A new viral variant of the coronavirus, Delta Plus, was identified on June 11. It was recently classified as a variant of concern.
“Waves are linked to new variants or new mutations so there is a possibility as this is a new variant, but whether it will lead to a third wave it is difficult to answer as it will depend upon two or three things,” Dr Arora was quoted as saying by PTI.
Dr Arora listed three other factors that will decide the severity of the new wave of the pandemic if it comes.
First, the third wave will depend on what proportion of the population got infected in the second wave.
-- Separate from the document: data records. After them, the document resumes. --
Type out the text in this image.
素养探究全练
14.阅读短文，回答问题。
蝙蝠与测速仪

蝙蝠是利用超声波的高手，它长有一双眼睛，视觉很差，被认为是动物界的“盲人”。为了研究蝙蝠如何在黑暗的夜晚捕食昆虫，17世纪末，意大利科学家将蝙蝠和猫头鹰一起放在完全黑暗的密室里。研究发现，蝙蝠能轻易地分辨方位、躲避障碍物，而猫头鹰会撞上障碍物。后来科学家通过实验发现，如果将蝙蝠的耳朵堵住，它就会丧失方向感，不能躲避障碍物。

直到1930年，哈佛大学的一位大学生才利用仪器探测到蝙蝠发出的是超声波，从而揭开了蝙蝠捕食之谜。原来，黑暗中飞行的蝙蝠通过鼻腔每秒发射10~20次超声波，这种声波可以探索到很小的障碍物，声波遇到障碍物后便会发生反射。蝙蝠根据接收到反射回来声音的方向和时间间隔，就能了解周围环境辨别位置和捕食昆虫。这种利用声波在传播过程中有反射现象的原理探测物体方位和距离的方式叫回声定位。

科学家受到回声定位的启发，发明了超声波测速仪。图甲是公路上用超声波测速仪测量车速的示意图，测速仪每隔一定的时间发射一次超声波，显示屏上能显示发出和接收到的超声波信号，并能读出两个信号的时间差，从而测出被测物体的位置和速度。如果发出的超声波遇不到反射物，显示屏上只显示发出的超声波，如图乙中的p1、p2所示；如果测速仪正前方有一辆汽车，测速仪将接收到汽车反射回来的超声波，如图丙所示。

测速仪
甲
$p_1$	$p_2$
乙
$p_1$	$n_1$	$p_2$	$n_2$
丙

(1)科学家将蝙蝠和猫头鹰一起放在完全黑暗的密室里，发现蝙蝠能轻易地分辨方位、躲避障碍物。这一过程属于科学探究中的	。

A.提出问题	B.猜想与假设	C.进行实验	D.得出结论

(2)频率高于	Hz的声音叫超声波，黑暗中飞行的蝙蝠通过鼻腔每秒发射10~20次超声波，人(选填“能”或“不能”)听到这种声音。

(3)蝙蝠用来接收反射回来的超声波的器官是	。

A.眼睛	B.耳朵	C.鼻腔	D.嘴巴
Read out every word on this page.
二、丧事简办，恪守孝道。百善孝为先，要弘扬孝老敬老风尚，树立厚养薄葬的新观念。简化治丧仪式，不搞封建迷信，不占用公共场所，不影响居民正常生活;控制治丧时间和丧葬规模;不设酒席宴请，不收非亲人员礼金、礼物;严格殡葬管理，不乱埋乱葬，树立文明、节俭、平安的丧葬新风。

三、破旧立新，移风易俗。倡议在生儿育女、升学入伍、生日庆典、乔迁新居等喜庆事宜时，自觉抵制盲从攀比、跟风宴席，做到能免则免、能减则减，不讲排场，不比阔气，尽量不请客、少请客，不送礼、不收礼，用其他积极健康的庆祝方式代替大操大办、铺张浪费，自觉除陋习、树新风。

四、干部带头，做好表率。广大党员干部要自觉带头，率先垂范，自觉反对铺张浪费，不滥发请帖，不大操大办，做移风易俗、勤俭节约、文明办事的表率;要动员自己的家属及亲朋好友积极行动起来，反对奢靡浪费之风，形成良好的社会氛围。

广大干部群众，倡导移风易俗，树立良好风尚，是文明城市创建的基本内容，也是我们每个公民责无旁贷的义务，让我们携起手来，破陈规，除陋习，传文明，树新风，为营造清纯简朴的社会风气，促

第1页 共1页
Second, if the vaccination drive goes on with this speed, then a huge number of people will become immune by the time the third wave comes. “…the rapidity with which we vaccinate…even single dose is effective and the way we are planning, if we rapidly immunise then the possibility of a third wave becomes very less,” Dr Arora said.
Third, strict adherence to Covid-appropriate behaviour, including wearing of the masks, maintaining physical distance, will protect from any variant, a point that experts have been emphasising.
While Delta, the variant first reported in India, is highly transmissible, the same can not be said about Delta Plus as the variant has been present in India for the last two months.